There is no sense of Lucifer here: no lingering, familiar echoes or quiet enticements. There is only pain and suffering and darkness. Although Castiel thinks that his fear should lessen now—that was what he was dreading, isn’t it? That the Morning Star would see him, and ensnare him far from the Father’s grace?—it remains strong within him. Only the gentle pressure of God’s Will at his back sends him deeper.

Castiel moves in a circle of his own reflected light, a holy thing in a barren land, and although it should be the work of lifetimes to find one screaming soul amongst the countless lost, he finds the one he wants almost immediately. It’s the only other bright thing here: like him, it doesn’t belong. The soul casts a gold glow over everything, like burning bush on a mountaintop, and he is drawn to it with painful urgency.
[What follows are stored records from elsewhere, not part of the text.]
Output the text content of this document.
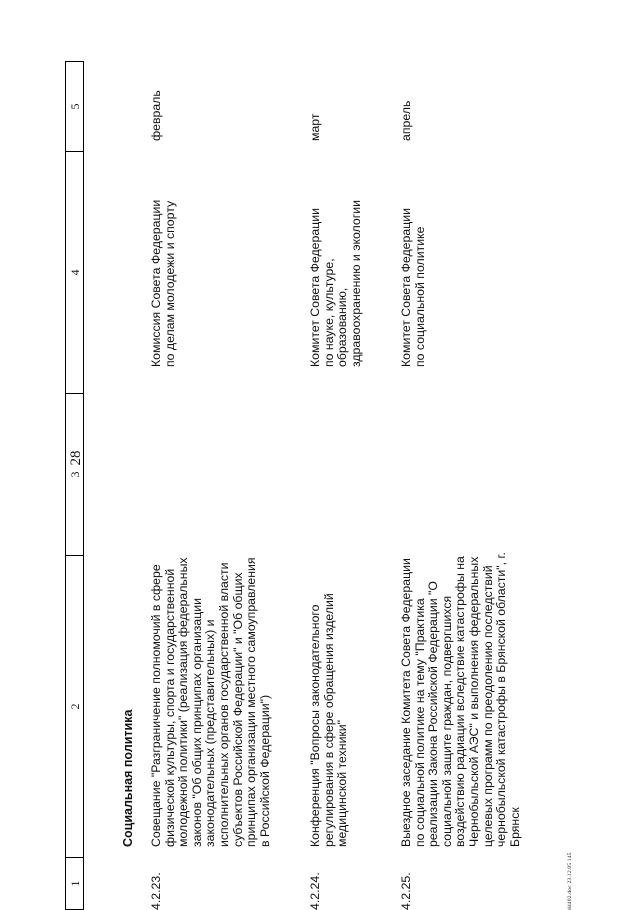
28
1
2
3
4
5
Социальная политика
4.2.23.
Совещание "Разграничение полномочий в сфере физической культуры, спорта и государственной молодежной политики" (реализация федеральных законов "Об общих принципах организации законодательных (представительных) и исполнительных органов государственной власти субъектов Российской Федерации" и "Об общих принципах организации местного самоуправления в Российской Федерации")
Комиссия Совета Федерации по делам молодежи и спорту
февраль
4.2.24.
Конференция "Вопросы законодательного регулирования в сфере обращения изделий медицинской техники"
Комитет Совета Федерации по науке, культуре, образованию, здравоохранению и экологии
март
4.2.25.
Выездное заседание Комитета Совета Федерации по социальной политике на тему "Практика реализации Закона Российской Федерации "О социальной защите граждан, подвергшихся воздействию радиации вследствие катастрофы на Чернобыльской АЭС" и выполнения федеральных целевых программ по преодолению последствий чернобыльской катастрофы в Брянской области", г. Брянск
Комитет Совета Федерации по социальной политике
апрель
d4402.doc 23.12.05 145
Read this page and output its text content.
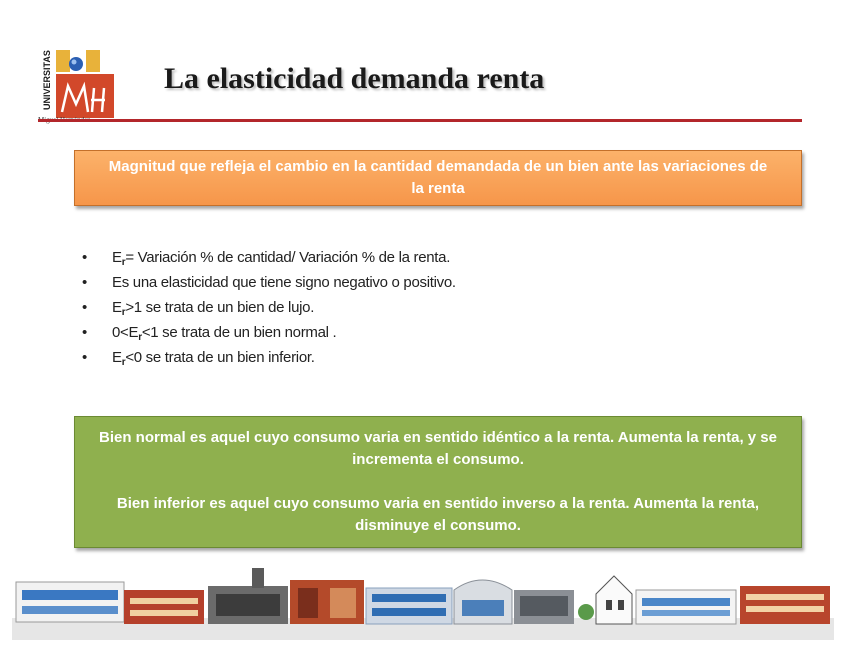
UNIVERSITAS	La elasticidad demanda renta
Magnitud que refleja el cambio en la cantidad demandada de un bien ante las variaciones de la renta
• $E_r=$ Variación % de cantidad/ Variación % de la renta.
• Es una elasticidad que tiene signo negativo o positivo.
• $E_r>1$ se trata de un bien de lujo.
• $0<E_r<1$ se trata de un bien normal .
• $E_r<0$ se trata de un bien inferior.

Bien normal es aquel cuyo consumo varia en sentido idéntico a la renta. Aumenta la renta, y se incrementa el consumo.

Bien inferior es aquel cuyo consumo varia en sentido inverso a la renta. Aumenta la renta, disminuye el consumo.
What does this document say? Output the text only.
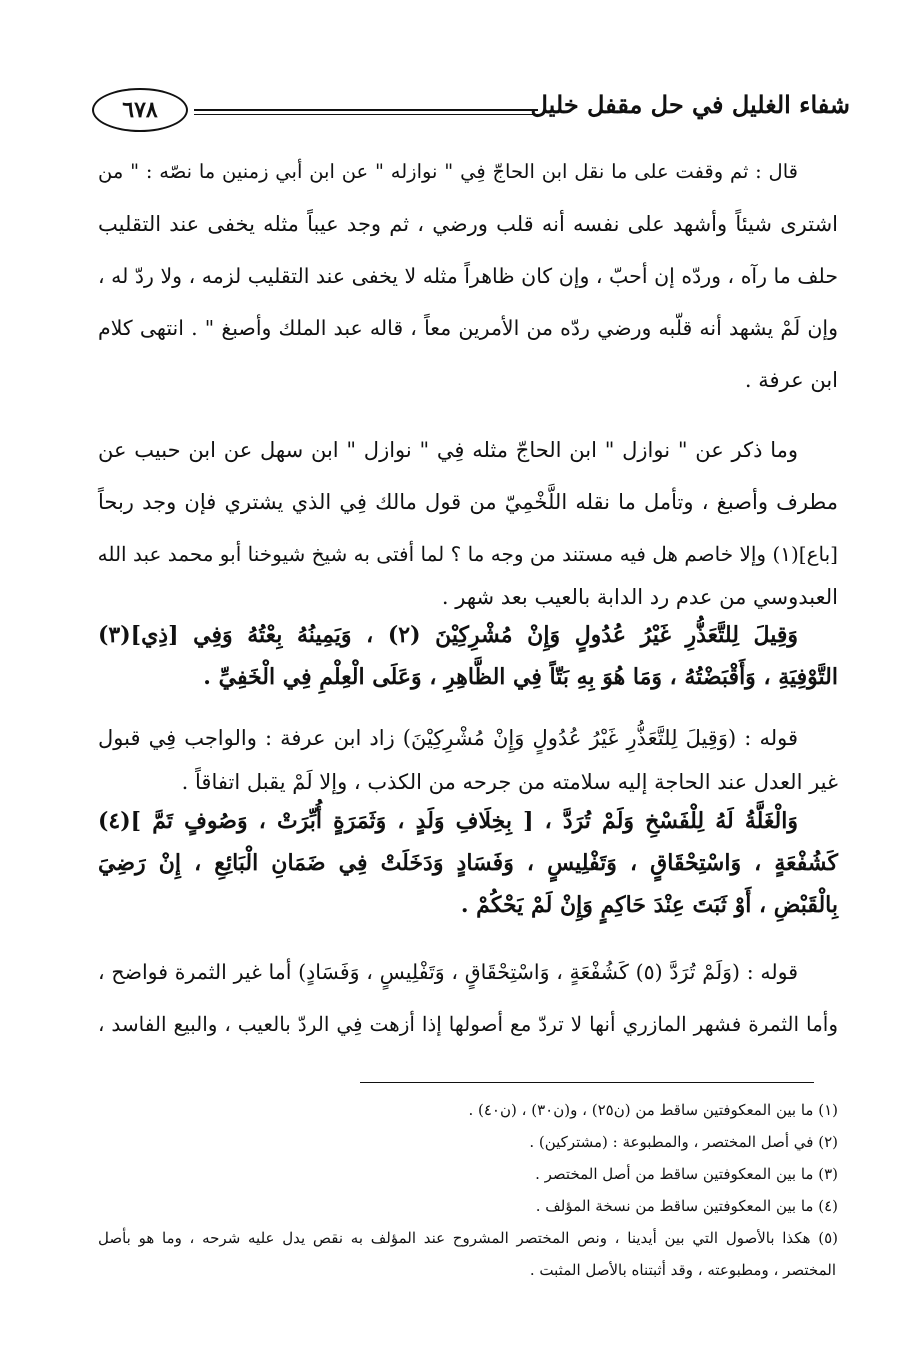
٦٧٨	شفاء الغليل في حل مقفل خليل
قال : ثم وقفت على ما نقل ابن الحاجّ فِي " نوازله " عن ابن أبي زمنين ما نصّه : " من
اشترى شيئاً وأشهد على نفسه أنه قلب ورضي ، ثم وجد عيباً مثله يخفى عند التقليب
حلف ما رآه ، وردّه إن أحبّ ، وإن كان ظاهراً مثله لا يخفى عند التقليب لزمه ، ولا ردّ له ،
وإن لَمْ يشهد أنه قلّبه ورضي ردّه من الأمرين معاً ، قاله عبد الملك وأصبغ " . انتهى كلام
ابن عرفة .
وما ذكر عن " نوازل " ابن الحاجّ مثله فِي " نوازل " ابن سهل عن ابن حبيب عن
مطرف وأصبغ ، وتأمل ما نقله اللَّخْمِيّ من قول مالك فِي الذي يشتري فإن وجد ربحاً
[باع](١) وإلا خاصم هل فيه مستند من وجه ما ؟ لما أفتى به شيخ شيوخنا أبو محمد عبد الله
العبدوسي من عدم رد الدابة بالعيب بعد شهر .
وَقِيلَ لِلتَّعَذُّرِ غَيْرُ عُدُولٍ وَإِنْ مُشْرِكِيْنَ (٢) ، وَيَمِينُهُ بِعْتُهُ وَفِي [ذِي](٣)
التَّوْفِيَةِ ، وَأَقْبَضْتُهُ ، وَمَا هُوَ بِهِ بَتّاً فِي الظَّاهِرِ ، وَعَلَى الْعِلْمِ فِي الْخَفِيِّ .
قوله : (وَقِيلَ لِلتَّعَذُّرِ غَيْرُ عُدُولٍ وَإِنْ مُشْرِكِيْنَ) زاد ابن عرفة : والواجب فِي قبول
غير العدل عند الحاجة إليه سلامته من جرحه من الكذب ، وإلا لَمْ يقبل اتفاقاً .
وَالْغَلَّةُ لَهُ لِلْفَسْخِ وَلَمْ تُرَدَّ ، [ بِخِلَافِ وَلَدٍ ، وَثَمَرَةٍ أُبِّرَتْ ، وَصُوفٍ تَمَّ ](٤)
كَشُفْعَةٍ ، وَاسْتِحْقَاقٍ ، وَتَفْلِيسٍ ، وَفَسَادٍ وَدَخَلَتْ فِي ضَمَانِ الْبَائِعِ ، إِنْ رَضِيَ
بِالْقَبْضِ ، أَوْ ثَبَتَ عِنْدَ حَاكِمٍ وَإِنْ لَمْ يَحْكُمْ .
قوله : (وَلَمْ تُرَدَّ (٥) كَشُفْعَةٍ ، وَاسْتِحْقَاقٍ ، وَتَفْلِيسٍ ، وَفَسَادٍ) أما غير الثمرة فواضح ،
وأما الثمرة فشهر المازري أنها لا تردّ مع أصولها إذا أزهت فِي الردّ بالعيب ، والبيع الفاسد ،
(١) ما بين المعكوفتين ساقط من (ن٢٥) ، و(ن٣٠) ، (ن٤٠) .
(٢) في أصل المختصر ، والمطبوعة : (مشتركين) .
(٣) ما بين المعكوفتين ساقط من أصل المختصر .
(٤) ما بين المعكوفتين ساقط من نسخة المؤلف .
(٥) هكذا بالأصول التي بين أيدينا ، ونص المختصر المشروح عند المؤلف به نقص يدل عليه شرحه ، وما هو بأصل
المختصر ، ومطبوعته ، وقد أثبتناه بالأصل المثبت .
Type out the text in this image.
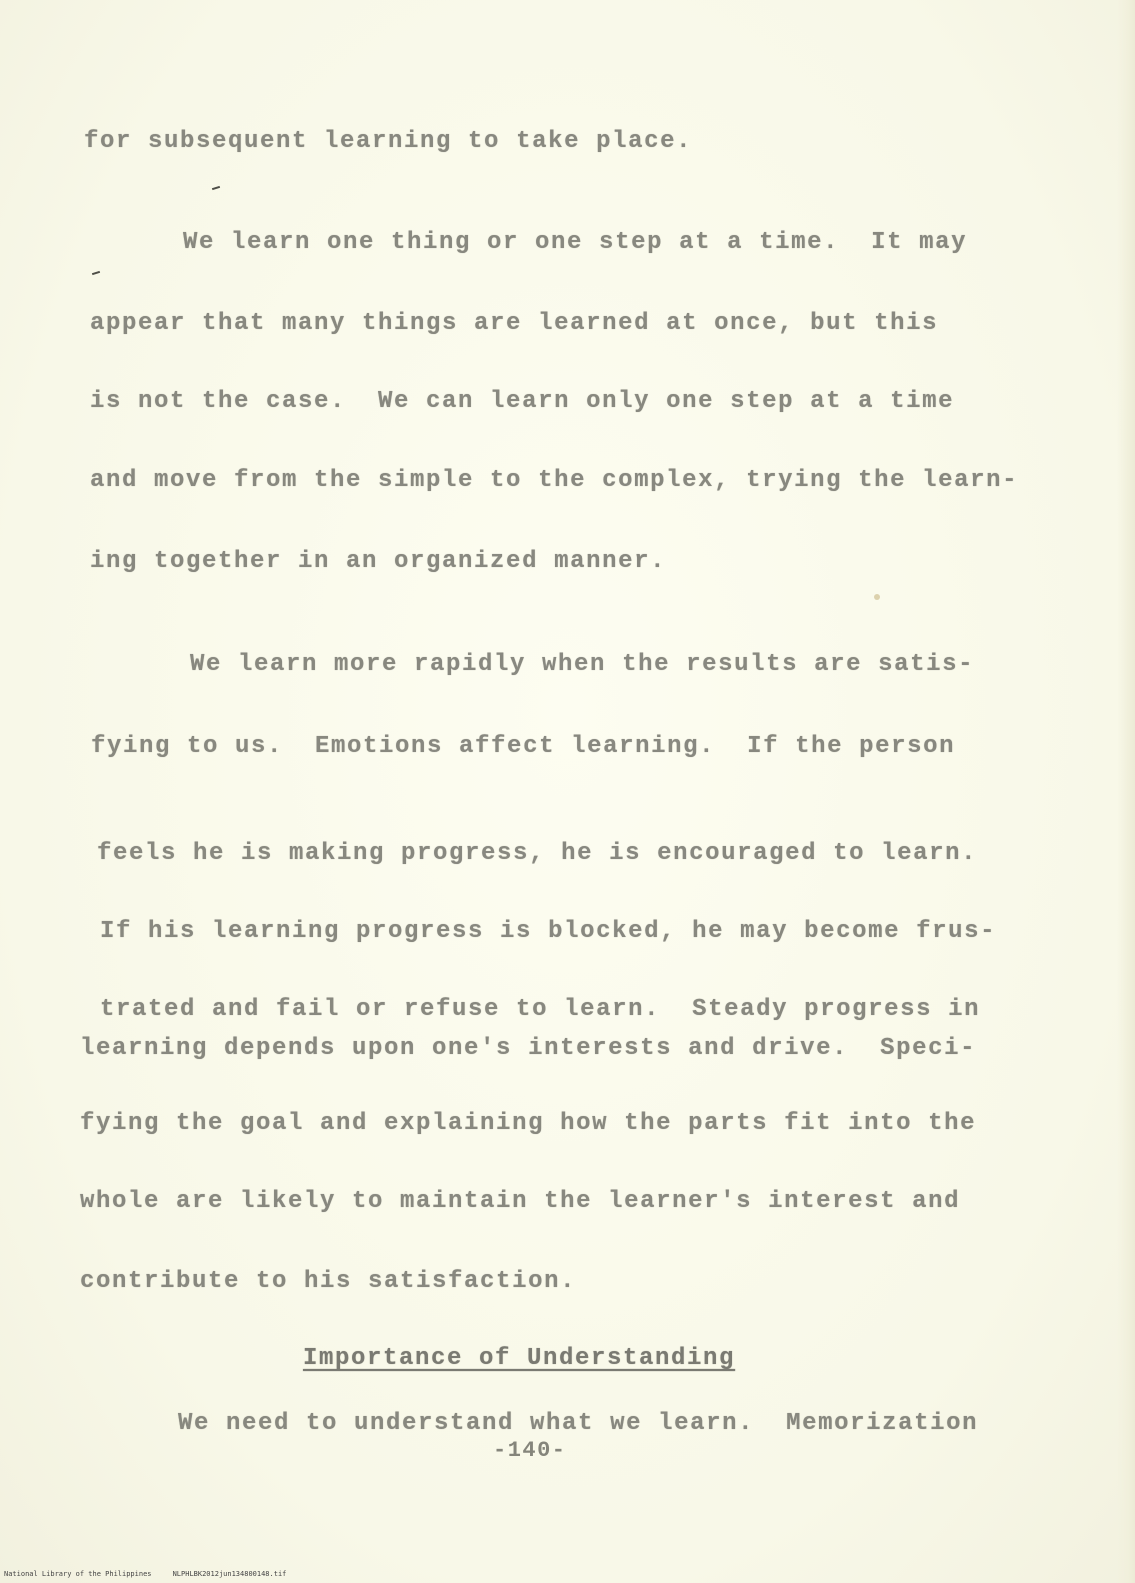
for subsequent learning to take place.
We learn one thing or one step at a time.  It may
appear that many things are learned at once, but this
is not the case.  We can learn only one step at a time
and move from the simple to the complex, trying the learn-
ing together in an organized manner.
We learn more rapidly when the results are satis-
fying to us.  Emotions affect learning.  If the person
feels he is making progress, he is encouraged to learn.
If his learning progress is blocked, he may become frus-
trated and fail or refuse to learn.  Steady progress in
learning depends upon one's interests and drive.  Speci-
fying the goal and explaining how the parts fit into the
whole are likely to maintain the learner's interest and
contribute to his satisfaction.
Importance of Understanding
We need to understand what we learn.  Memorization
-140-
National Library of the Philippines	NLPHLBK2012jun134800148.tif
He isn’t the only one, he sees as he comes closer.

They are all drawn to it: these twisted, pitiful souls that call themselves demons. They tear at the light in vast, untold numbers: vicious and eager to mangle it beyond repair. They want to extinguish the light so that they can no longer see themselves: so that they can no longer see what they have become. They visit sins and torments on it that Castiel cannot understand, nor does he want to. For the first time since the War, he feels something other than sorrow or terror.

Anger.

Burning the dark things is a mercy, both for them and the light. They crumble to ash before him, revealing the soul he came for in its entirety, and Castiel finds that he has to avert his eyes from the glare. He reaches out with one hand, carefully, and touches the light. His palm feels burnt by the contact and his wings quake, sending ripples through the darkness.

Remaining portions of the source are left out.